Ellinor s'adresse à Anna sans aucune aigreur, c'était sa meilleure amie, elle ne l'a pas oublié. Lui écrire lui permet de clarifier ses sentiments, de faire une sorte de bilan de sa vie et de s'alléger peut-être de tout ce qui lui pèse.
Au grand dam des enfants de Georg, elle décide de vendre la maison qu'ils occupaient et de retourner dans le quartier de son enfance. Pour l'aîné, c'est une régression sociale et il lui fait sentir qu'elle n'a jamais vraiment été de leur monde.
Ellinor est blessée par cette attitude et se demande ce qu'elle a réellement représenté pour les garçons. Seule dans son nouvel appartement, elle est submergée par le chagrin et la perte. Elle remonte le temps, examine tout ce qui lui est arrivé, là où elle en est, le pourquoi de son retour dans son vieux quartier. Georg lui manque cruellement.

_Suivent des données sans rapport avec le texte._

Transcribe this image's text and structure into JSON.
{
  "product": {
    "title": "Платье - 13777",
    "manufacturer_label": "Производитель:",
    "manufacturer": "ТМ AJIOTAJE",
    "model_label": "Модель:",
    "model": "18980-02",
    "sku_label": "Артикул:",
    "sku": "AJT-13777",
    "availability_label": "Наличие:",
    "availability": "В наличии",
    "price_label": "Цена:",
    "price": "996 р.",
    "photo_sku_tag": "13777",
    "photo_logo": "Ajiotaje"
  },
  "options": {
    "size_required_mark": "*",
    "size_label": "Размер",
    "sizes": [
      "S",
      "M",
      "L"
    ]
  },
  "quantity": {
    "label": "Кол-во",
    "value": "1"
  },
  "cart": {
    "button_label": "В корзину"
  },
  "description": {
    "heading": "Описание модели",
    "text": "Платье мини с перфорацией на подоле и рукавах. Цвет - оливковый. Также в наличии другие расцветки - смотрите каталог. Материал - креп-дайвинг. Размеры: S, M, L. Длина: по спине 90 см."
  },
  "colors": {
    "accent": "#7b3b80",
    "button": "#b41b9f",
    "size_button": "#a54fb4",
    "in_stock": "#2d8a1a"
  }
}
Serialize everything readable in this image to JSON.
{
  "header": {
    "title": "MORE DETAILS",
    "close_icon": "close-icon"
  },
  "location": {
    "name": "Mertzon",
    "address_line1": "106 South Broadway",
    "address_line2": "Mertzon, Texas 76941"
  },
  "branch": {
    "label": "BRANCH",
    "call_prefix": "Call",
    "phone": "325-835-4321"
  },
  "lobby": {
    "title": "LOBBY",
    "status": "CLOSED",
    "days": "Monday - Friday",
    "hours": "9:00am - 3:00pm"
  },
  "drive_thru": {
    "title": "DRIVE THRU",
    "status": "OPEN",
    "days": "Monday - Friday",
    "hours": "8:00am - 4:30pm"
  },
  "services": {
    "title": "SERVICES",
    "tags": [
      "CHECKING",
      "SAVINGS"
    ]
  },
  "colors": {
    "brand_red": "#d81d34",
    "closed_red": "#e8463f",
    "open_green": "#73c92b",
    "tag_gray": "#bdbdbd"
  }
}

Ellinor n'est pas quelqu'un qui pleure sur son sort, elle vit simplement ce qu'elle a à vivre, l'histoire que je vous raconte pourrait être plombante, mais ce n'est pas du tout le cas, Ellinor a du ressort, elle évoque le passé avec beaucoup de justesse et d'empathie. Au fond, elle sait ce qu'elle doit lâcher et quelle direction prendre pour s'approprier le reste de sa vie.
Un auteur que je n'avais pas encore abordé et qui me donne très envie de continuer avec lui.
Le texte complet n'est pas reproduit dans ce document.